When to use Exponential Fourier series versus Trigonometric Fourier series? I am usually more comfortable working with sines and cosines. However, its often cleaner and more efficient to work with exponentials.
Is there a reason other then preference, to use one over the other?
EDIT:
Thinking more on this, Exp Fourier series allows the spectra to be expanded into negative frequency. But in the end, isnt this the same information?

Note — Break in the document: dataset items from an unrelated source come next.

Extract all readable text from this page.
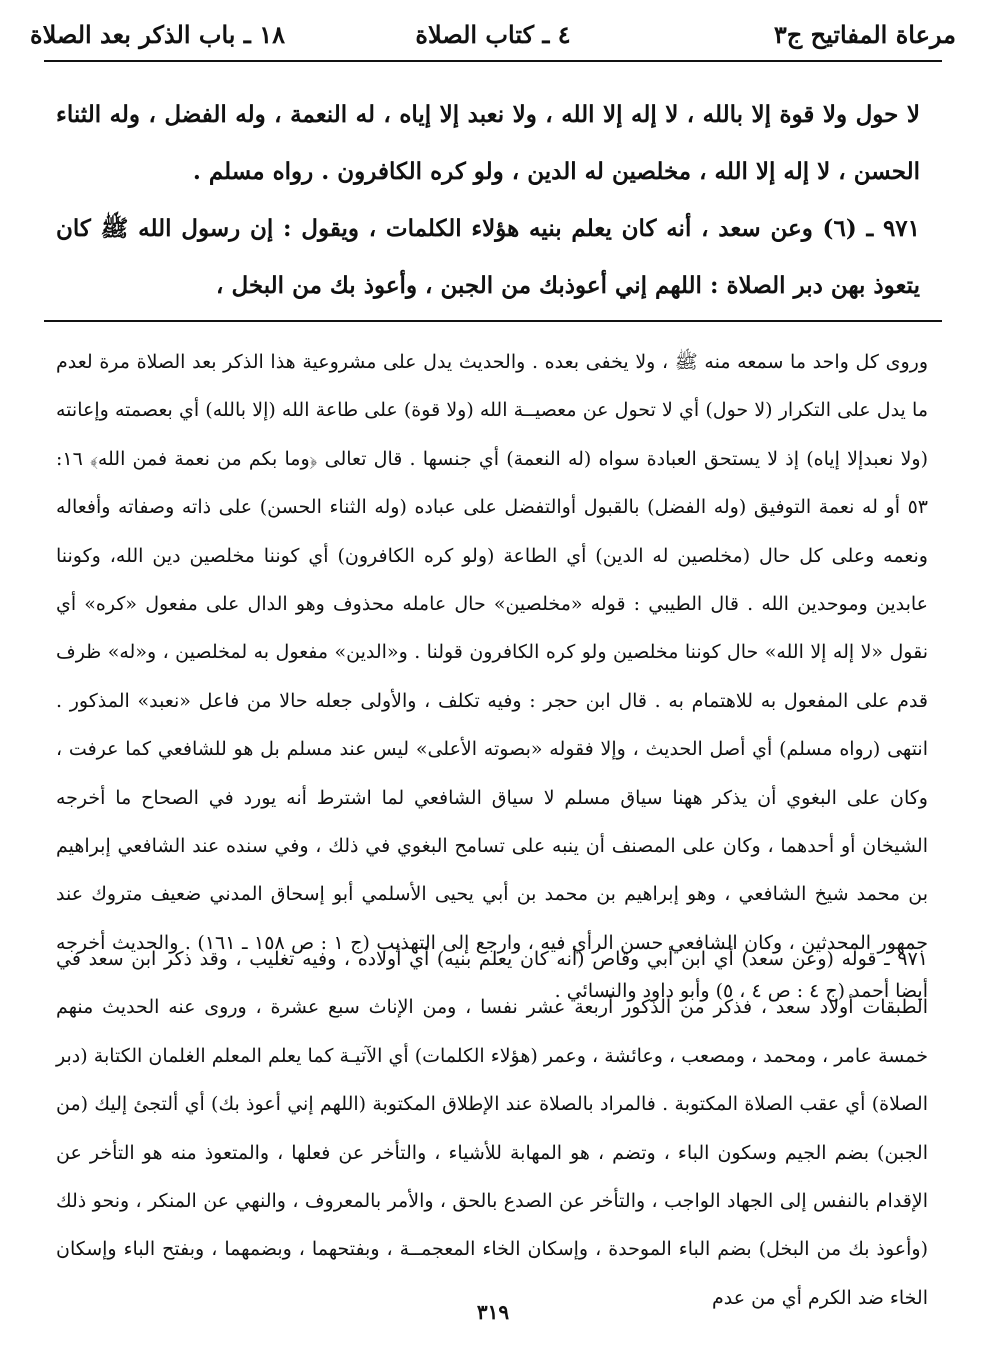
مرعاة المفاتيح ج٣
٤ ـ كتاب الصلاة
١٨ ـ باب الذكر بعد الصلاة

لا حول ولا قوة إلا بالله ، لا إله إلا الله ، ولا نعبد إلا إياه ، له النعمة ، وله الفضل ، وله الثناء الحسن ، لا إله إلا الله ، مخلصين له الدين ، ولو كره الكافرون . رواه مسلم .

٩٧١ ـ (٦) وعن سعد ، أنه كان يعلم بنيه هؤلاء الكلمات ، ويقول : إن رسول الله ﷺ كان يتعوذ بهن دبر الصلاة : اللهم إني أعوذبك من الجبن ، وأعوذ بك من البخل ،

وروى كل واحد ما سمعه منه ﷺ ، ولا يخفى بعده . والحديث يدل على مشروعية هذا الذكر بعد الصلاة مرة لعدم ما يدل على التكرار (لا حول) أي لا تحول عن معصيــة الله (ولا قوة) على طاعة الله (إلا بالله) أي بعصمته وإعانته (ولا نعبدإلا إياه) إذ لا يستحق العبادة سواه (له النعمة) أي جنسها . قال تعالى ﴿وما بكم من نعمة فمن الله﴾ ١٦: ٥٣ أو له نعمة التوفيق (وله الفضل) بالقبول أوالتفضل على عباده (وله الثناء الحسن) على ذاته وصفاته وأفعاله ونعمه وعلى كل حال (مخلصين له الدين) أي الطاعة (ولو كره الكافرون) أي كوننا مخلصين دين الله، وكوننا عابدين وموحدين الله . قال الطيبي : قوله «مخلصين» حال عامله محذوف وهو الدال على مفعول «كره» أي نقول «لا إله إلا الله» حال كوننا مخلصين ولو كره الكافرون قولنا . و«الدين» مفعول به لمخلصين ، و«له» ظرف قدم على المفعول به للاهتمام به . قال ابن حجر : وفيه تكلف ، والأولى جعله حالا من فاعل «نعبد» المذكور . انتهى (رواه مسلم) أي أصل الحديث ، وإلا فقوله «بصوته الأعلى» ليس عند مسلم بل هو للشافعي كما عرفت ، وكان على البغوي أن يذكر ههنا سياق مسلم لا سياق الشافعي لما اشترط أنه يورد في الصحاح ما أخرجه الشيخان أو أحدهما ، وكان على المصنف أن ينبه على تسامح البغوي في ذلك ، وفي سنده عند الشافعي إبراهيم بن محمد شيخ الشافعي ، وهو إبراهيم بن محمد بن أبي يحيى الأسلمي أبو إسحاق المدني ضعيف متروك عند جمهور المحدثين ، وكان الشافعي حسن الرأي فيه ، وارجع إلى التهذيب (ج ١ : ص ١٥٨ ـ ١٦١) . والحديث أخرجه أيضا أحمد (ج ٤ : ص ٤ ، ٥) وأبو داود والنسائي .

٩٧١ ـ قوله (وعن سعد) أي ابن أبي وقاص (أنه كان يعلم بنيه) أي أولاده ، وفيه تغليب ، وقد ذكر ابن سعد في الطبقات أولاد سعد ، فذكر من الذكور أربعة عشر نفسا ، ومن الإناث سبع عشرة ، وروى عنه الحديث منهم خمسة عامر ، ومحمد ، ومصعب ، وعائشة ، وعمر (هؤلاء الكلمات) أي الآتيـة كما يعلم المعلم الغلمان الكتابة (دبر الصلاة) أي عقب الصلاة المكتوبة . فالمراد بالصلاة عند الإطلاق المكتوبة (اللهم إني أعوذ بك) أي ألتجئ إليك (من الجبن) بضم الجيم وسكون الباء ، وتضم ، هو المهابة للأشياء ، والتأخر عن فعلها ، والمتعوذ منه هو التأخر عن الإقدام بالنفس إلى الجهاد الواجب ، والتأخر عن الصدع بالحق ، والأمر بالمعروف ، والنهي عن المنكر ، ونحو ذلك (وأعوذ بك من البخل) بضم الباء الموحدة ، وإسكان الخاء المعجمــة ، وبفتحهما ، وبضمهما ، وبفتح الباء وإسكان الخاء ضد الكرم أي من عدم

٣١٩
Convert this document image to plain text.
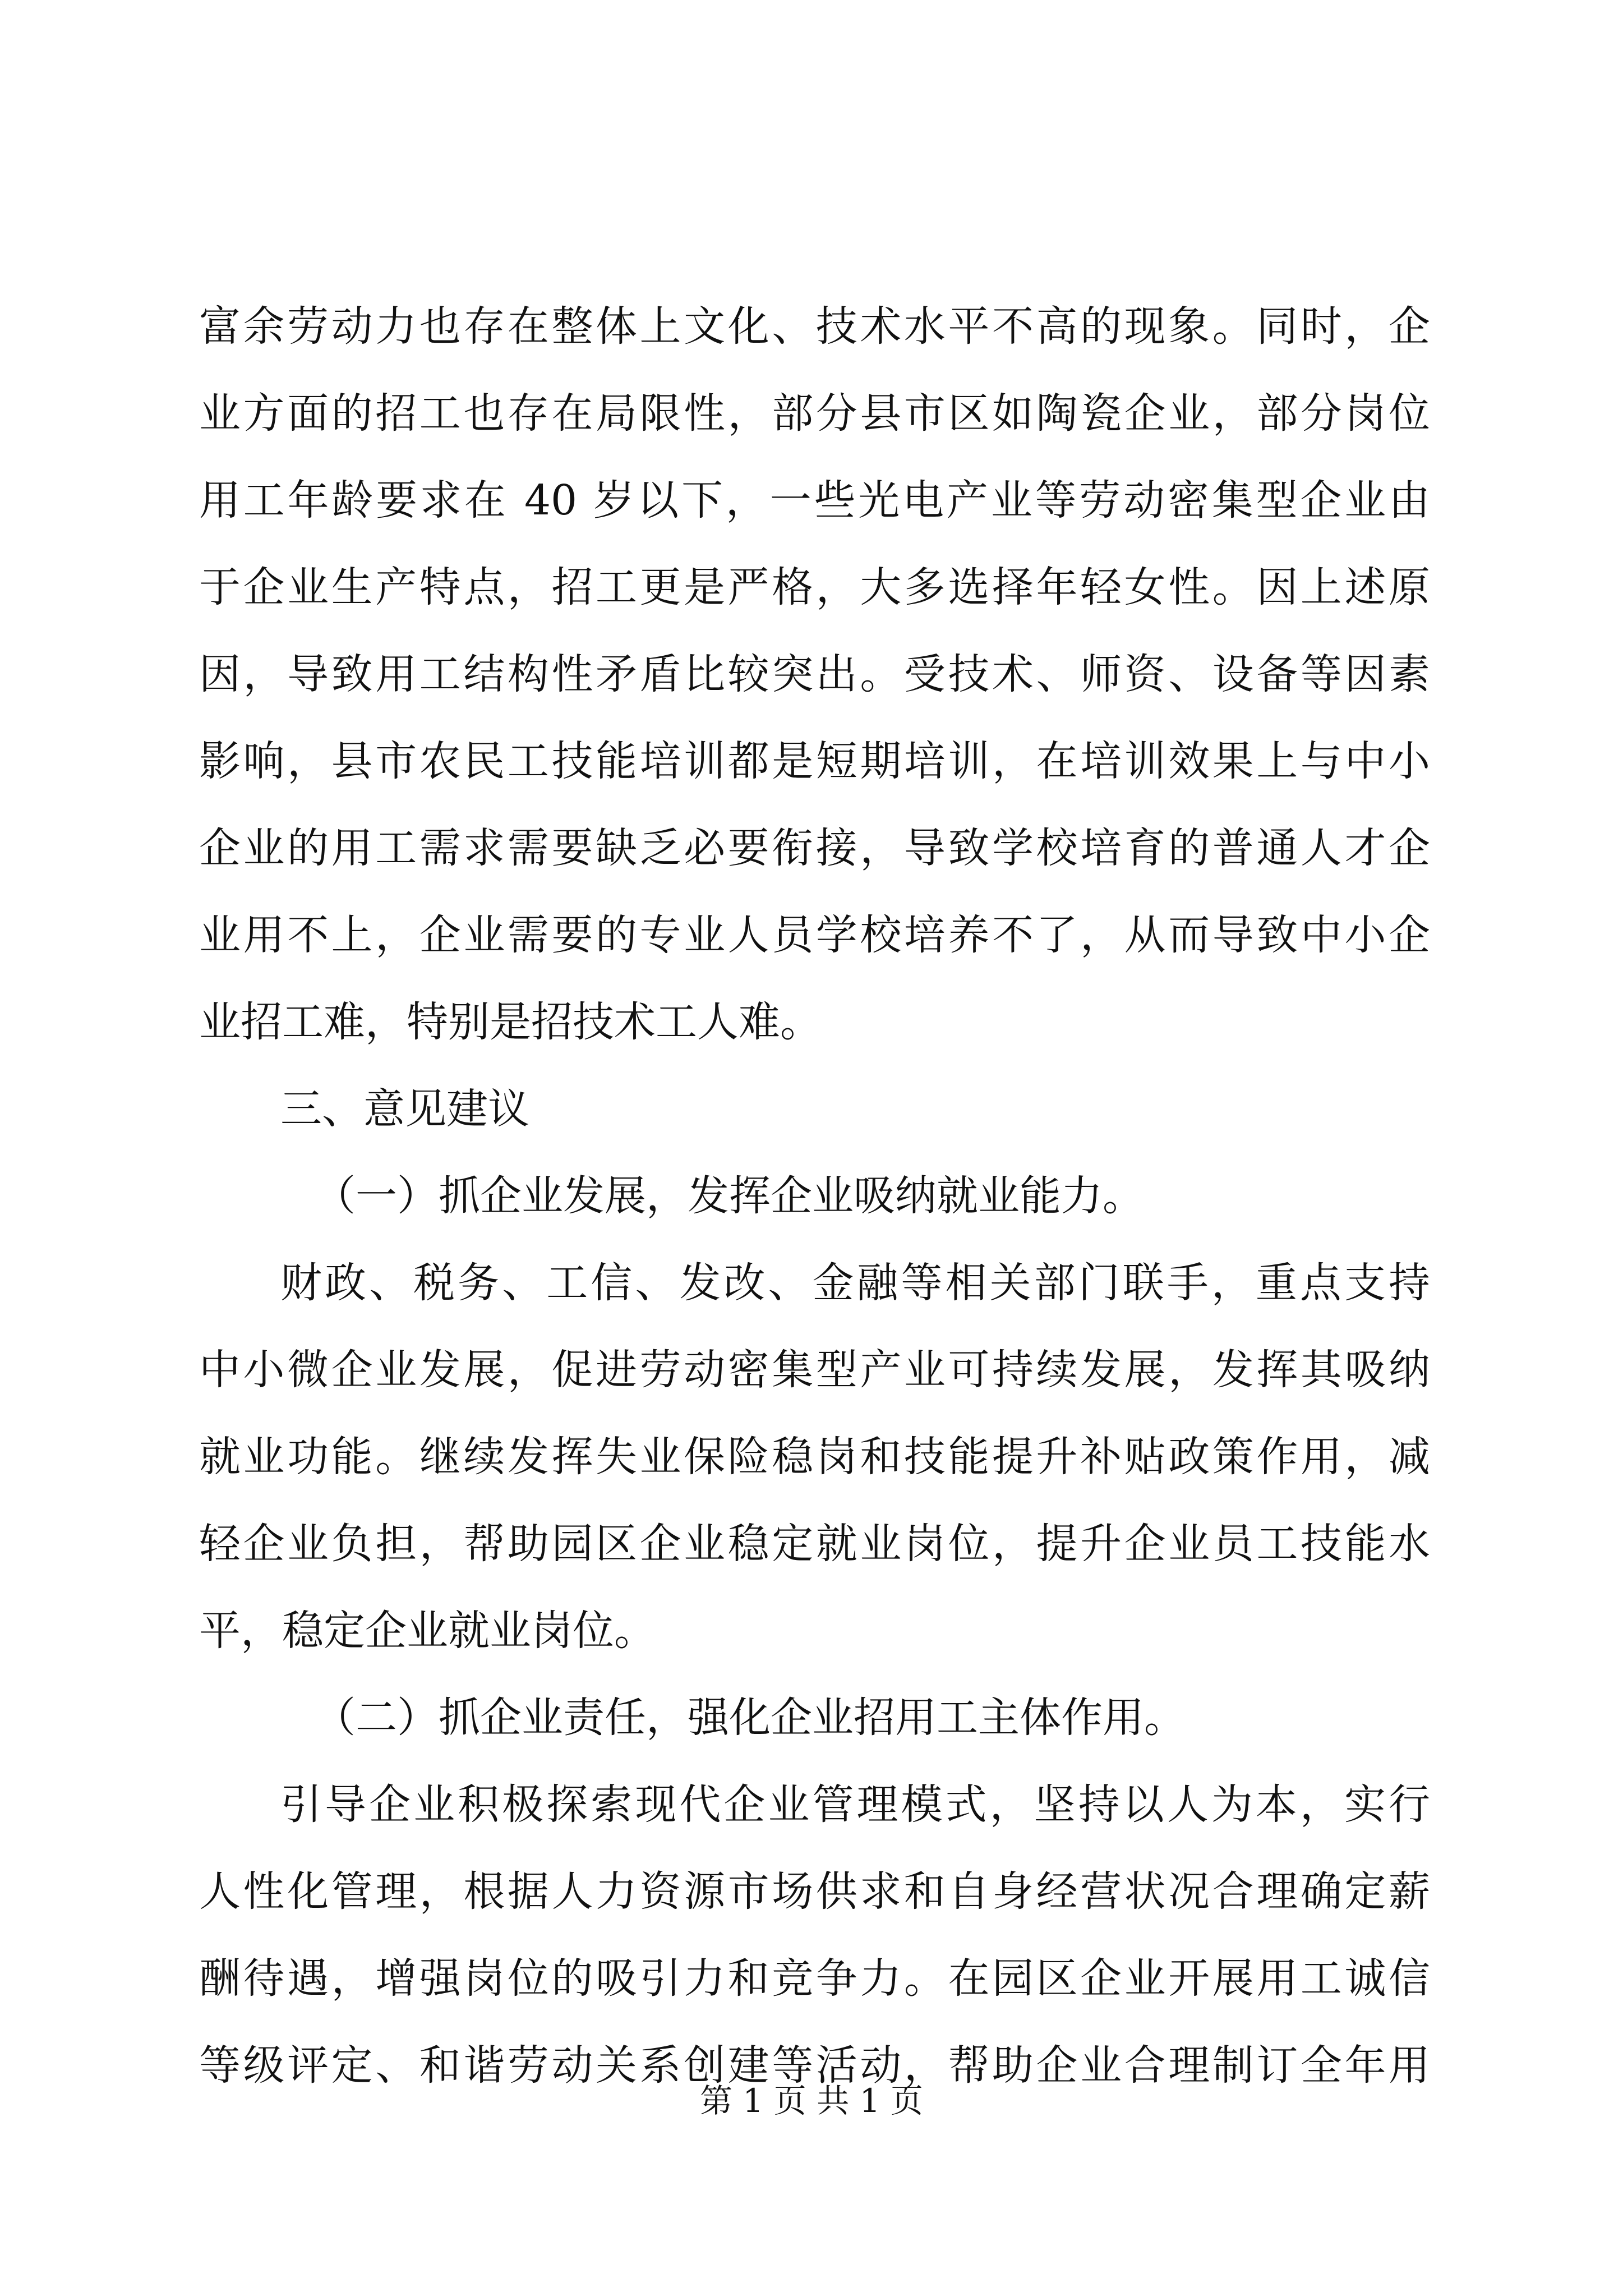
富余劳动力也存在整体上文化、技术水平不高的现象。同时，企
业方面的招工也存在局限性，部分县市区如陶瓷企业，部分岗位
用工年龄要求在 40 岁以下，一些光电产业等劳动密集型企业由
于企业生产特点，招工更是严格，大多选择年轻女性。因上述原
因，导致用工结构性矛盾比较突出。受技术、师资、设备等因素
影响，县市农民工技能培训都是短期培训，在培训效果上与中小
企业的用工需求需要缺乏必要衔接，导致学校培育的普通人才企
业用不上，企业需要的专业人员学校培养不了，从而导致中小企
业招工难，特别是招技术工人难。
三、意见建议
（一）抓企业发展，发挥企业吸纳就业能力。
财政、税务、工信、发改、金融等相关部门联手，重点支持
中小微企业发展，促进劳动密集型产业可持续发展，发挥其吸纳
就业功能。继续发挥失业保险稳岗和技能提升补贴政策作用，减
轻企业负担，帮助园区企业稳定就业岗位，提升企业员工技能水
平，稳定企业就业岗位。
（二）抓企业责任，强化企业招用工主体作用。
引导企业积极探索现代企业管理模式，坚持以人为本，实行
人性化管理，根据人力资源市场供求和自身经营状况合理确定薪
酬待遇，增强岗位的吸引力和竞争力。在园区企业开展用工诚信
等级评定、和谐劳动关系创建等活动，帮助企业合理制订全年用
第 1 页 共 1 页
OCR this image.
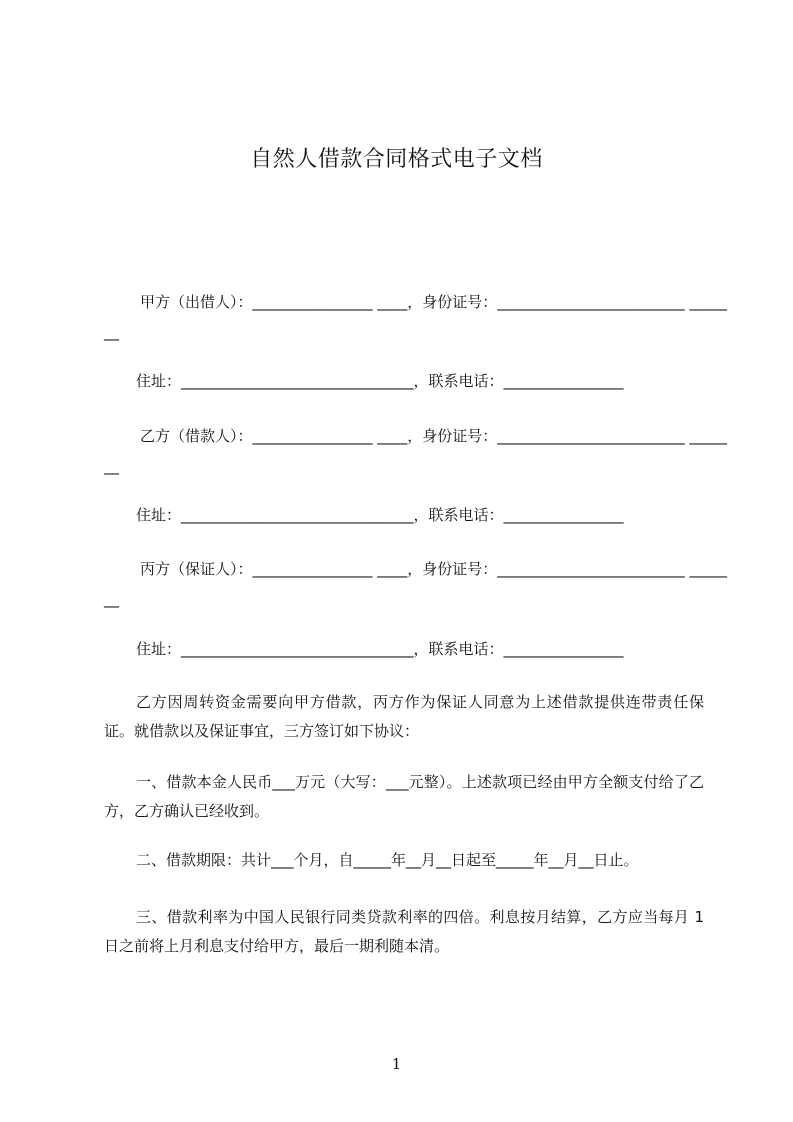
自然人借款合同格式电子文档
甲方（出借人）：________________ ____，身份证号：_________________________ _____
__
住址：_______________________________，联系电话：________________
乙方（借款人）：________________ ____，身份证号：_________________________ _____
__
住址：_______________________________，联系电话：________________
丙方（保证人）：________________ ____，身份证号：_________________________ _____
__
住址：_______________________________，联系电话：________________
乙方因周转资金需要向甲方借款，丙方作为保证人同意为上述借款提供连带责任保证。就借款以及保证事宜，三方签订如下协议：
一、借款本金人民币___万元（大写：___元整）。上述款项已经由甲方全额支付给了乙方，乙方确认已经收到。
二、借款期限：共计___个月，自_____年__月__日起至_____年__月__日止。
三、借款利率为中国人民银行同类贷款利率的四倍。利息按月结算，乙方应当每月 1 日之前将上月利息支付给甲方，最后一期利随本清。
1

 A: Speaking as an EE, imaginary exponentials are generally easier to manipulate then their trigonometric counterparts since they essentially let you get a polynomial out of your sin/cos function.
For example if I gave you
$$
\cos \Bigg(n_1\omega t+\theta_1\Bigg)\cos\Bigg(n_2\omega t+\theta_2\Bigg)
$$
You can imagine trying to do any kind of algebra with that. Using exponentials we can write it in a simpler form.
$$
\Bigg[\mathrm e^{\theta_1}\mathrm e^{jn_1\omega t}+\mathrm e^{\theta_1}\mathrm e^{-jn_1\omega t} \Bigg] \Bigg[\mathrm e^{\theta_2}\mathrm e^{jn_2\omega t}+\mathrm e^{\theta_2}\mathrm e^{-jn_2\omega t} \Bigg]
$$
Do some math and you get him down to
$$
\Bigg[\mathrm e^{\theta_1\theta_2}\mathrm e^{j\omega t(n_1+n_2)}+\mathrm e^{\theta_1\theta_2}\mathrm e^{-j\omega t(n_1+n_2)} \Bigg]+\Bigg[\mathrm e^{\theta_1\theta_2}\mathrm e^{j\omega t(n_2-n_1)}+\mathrm e^{\theta_1\theta_2}\mathrm e^{-j\omega t(n_2-n_1)} \Bigg]
$$
And simplify to
$$
\cos \Bigg[(n_1+n_2)\omega t + \theta_1\theta_2) \Bigg]+\cos \Bigg[(n_2-n_1)\omega t + \theta_1\theta_2) \Bigg]
$$
That looks much nicer doesn't it?